Any music fan with a working knowledge of Fleetwood Mac can probably name at least five of the classic-rock titans’ hits: “Landslide,” “Rhiannon,” “The Chain,” “Dreams,” “You Make Loving Fun”—that is, the omnipresent radio fare that dominated airwaves in the late 1970s and early ‘80s, bolstered by Lindsey Buckingham’s guitar and Stevie Nicks’s and Christine McVie’s vocals. But that band was really the American sequel to Fleetwood Mac. Their origins trace back to 1967 and London’s mid-century blues explosion, with guitarist Peter Green at the helm and guitarist Jeremy Spencer, bassist Bob Brunning and percussionist Mick Fleetwood (the only member to survive every lineup change) at his side.
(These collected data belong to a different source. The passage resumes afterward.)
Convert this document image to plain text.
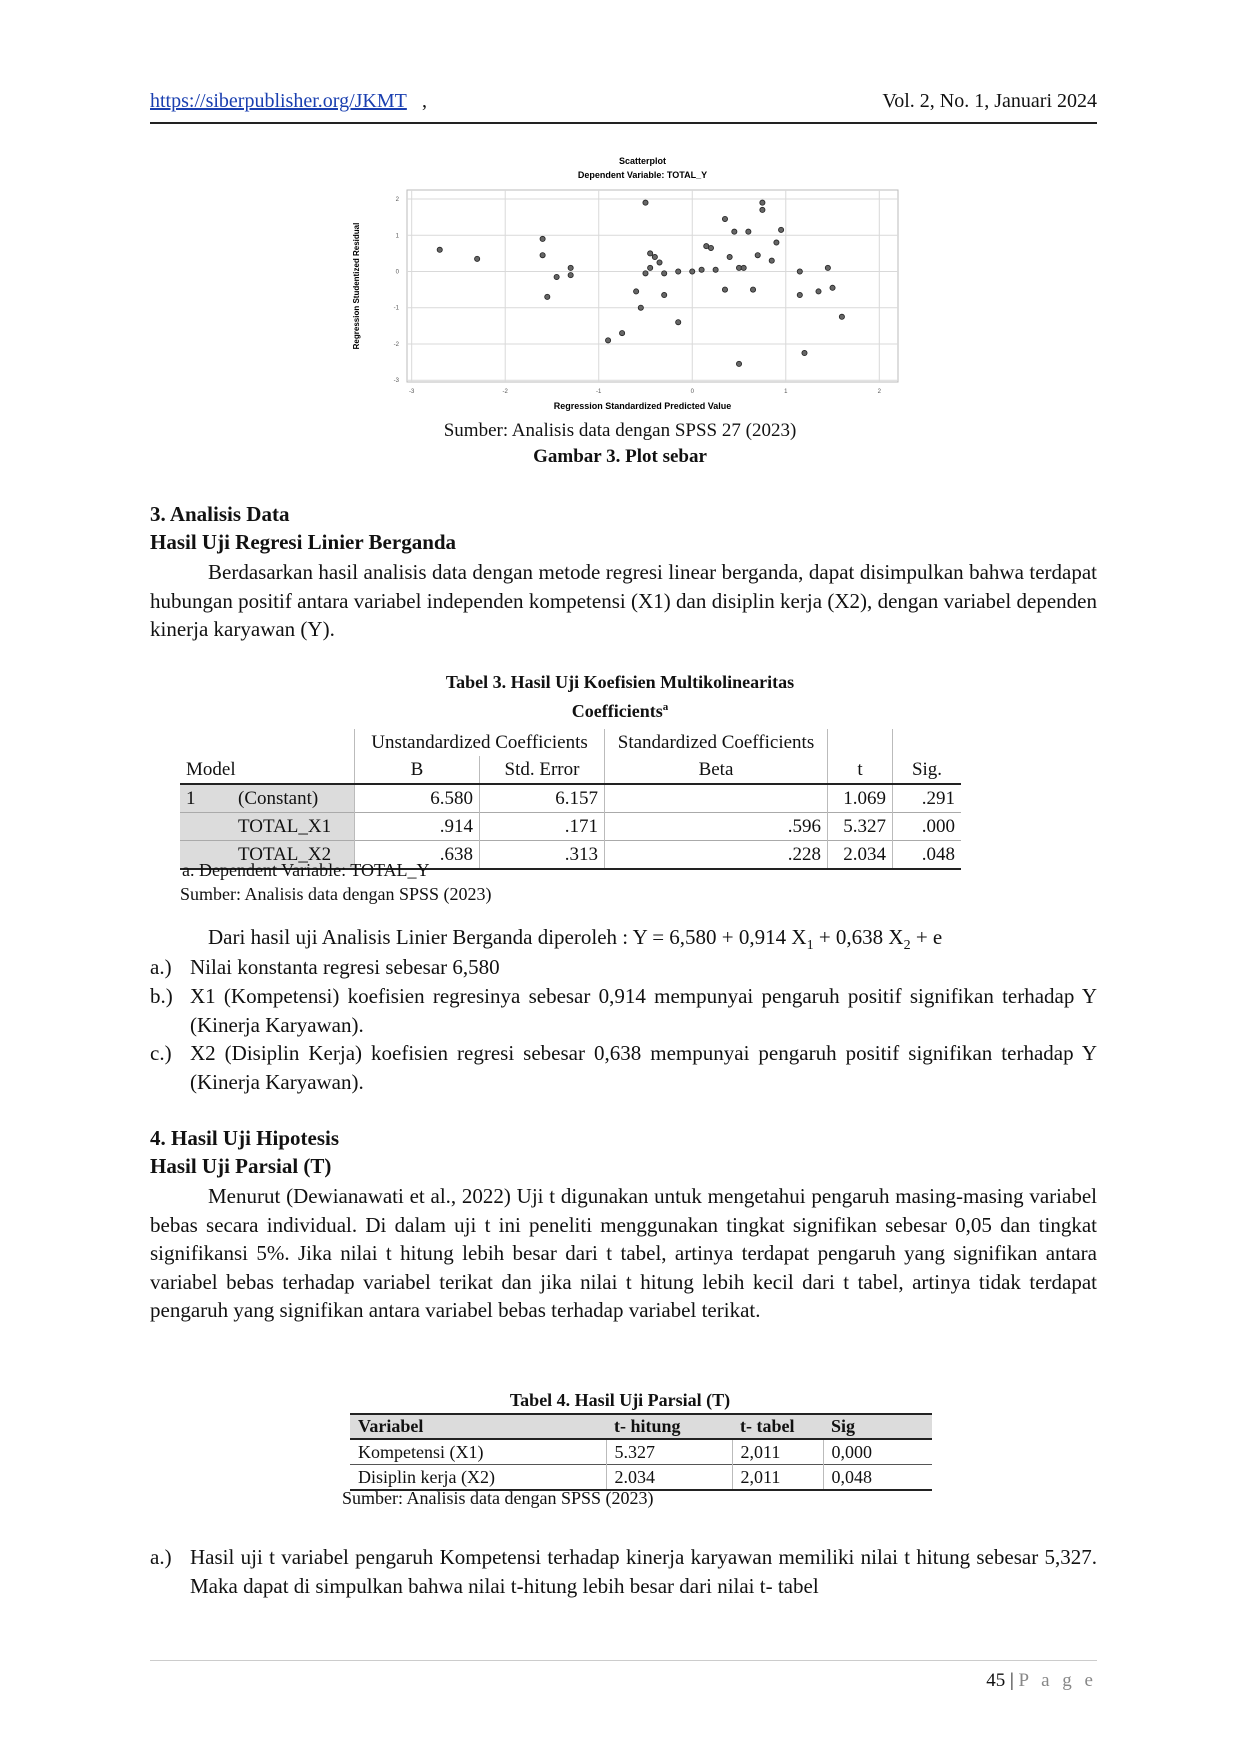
https://siberpublisher.org/JKMT ,	Vol. 2, No. 1, Januari 2024
Scatterplot
Dependent Variable: TOTAL_Y
-3	-2	-1	0	1	2
2
1
0
-1
-2
-3
Regression Standardized Predicted Value
Regression Studentized Residual
Sumber: Analisis data dengan SPSS 27 (2023)
Gambar 3. Plot sebar
3. Analisis Data
Hasil Uji Regresi Linier Berganda

Berdasarkan hasil analisis data dengan metode regresi linear berganda, dapat disimpulkan bahwa terdapat hubungan positif antara variabel independen kompetensi (X1) dan disiplin kerja (X2), dengan variabel dependen kinerja karyawan (Y).

Tabel 3. Hasil Uji Koefisien Multikolinearitas
Coefficients$^a$
		Unstandardized Coefficients		Standardized Coefficients		
Model		B	Std. Error	Beta	t	Sig.
1	(Constant)	6.580	6.157		1.069	.291
	TOTAL_X1	.914	.171	.596	5.327	.000
	TOTAL_X2	.638	.313	.228	2.034	.048
a. Dependent Variable: TOTAL_Y
Sumber: Analisis data dengan SPSS (2023)
Dari hasil uji Analisis Linier Berganda diperoleh : Y = 6,580 + 0,914 $X_1 + 0,638$ $X_2 + e$
a.) Nilai konstanta regresi sebesar 6,580
b.) X1 (Kompetensi) koefisien regresinya sebesar 0,914 mempunyai pengaruh positif signifikan terhadap Y (Kinerja Karyawan).
c.) X2 (Disiplin Kerja) koefisien regresi sebesar 0,638 mempunyai pengaruh positif signifikan terhadap Y (Kinerja Karyawan).
4. Hasil Uji Hipotesis
Hasil Uji Parsial (T)

Menurut (Dewianawati et al., 2022) Uji t digunakan untuk mengetahui pengaruh masing-masing variabel bebas secara individual. Di dalam uji t ini peneliti menggunakan tingkat signifikan sebesar 0,05 dan tingkat signifikansi 5%. Jika nilai t hitung lebih besar dari t tabel, artinya terdapat pengaruh yang signifikan antara variabel bebas terhadap variabel terikat dan jika nilai t hitung lebih kecil dari t tabel, artinya tidak terdapat pengaruh yang signifikan antara variabel bebas terhadap variabel terikat.

Tabel 4. Hasil Uji Parsial (T)
Variabel	t- hitung	t- tabel	Sig
Kompetensi (X1)	5.327	2,011	0,000
Disiplin kerja (X2)	2.034	2,011	0,048
Sumber: Analisis data dengan SPSS (2023)
a.) Hasil uji t variabel pengaruh Kompetensi terhadap kinerja karyawan memiliki nilai t hitung sebesar 5,327. Maka dapat di simpulkan bahwa nilai t-hitung lebih besar dari nilai t- tabel
45 | P a g e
The newborn Fleetwood Mac played a well-crafted facsimile of Chicago blues, plus some faithful covers of its progenitors, mostly Elmore James and Howlin’ Wolf. The group’s lineup would famously turn over in the years ahead, with John McVie assuming bass duties and his then-wife, keyboardist Christine McVie, coming on board later. Once Buckingham and Nicks joined up in 1974, the California edition of Fleetwood Mac found overwhelming mainstream success with celebrated records like Rumours (1977), Tusk (1979) and Mirage (1982).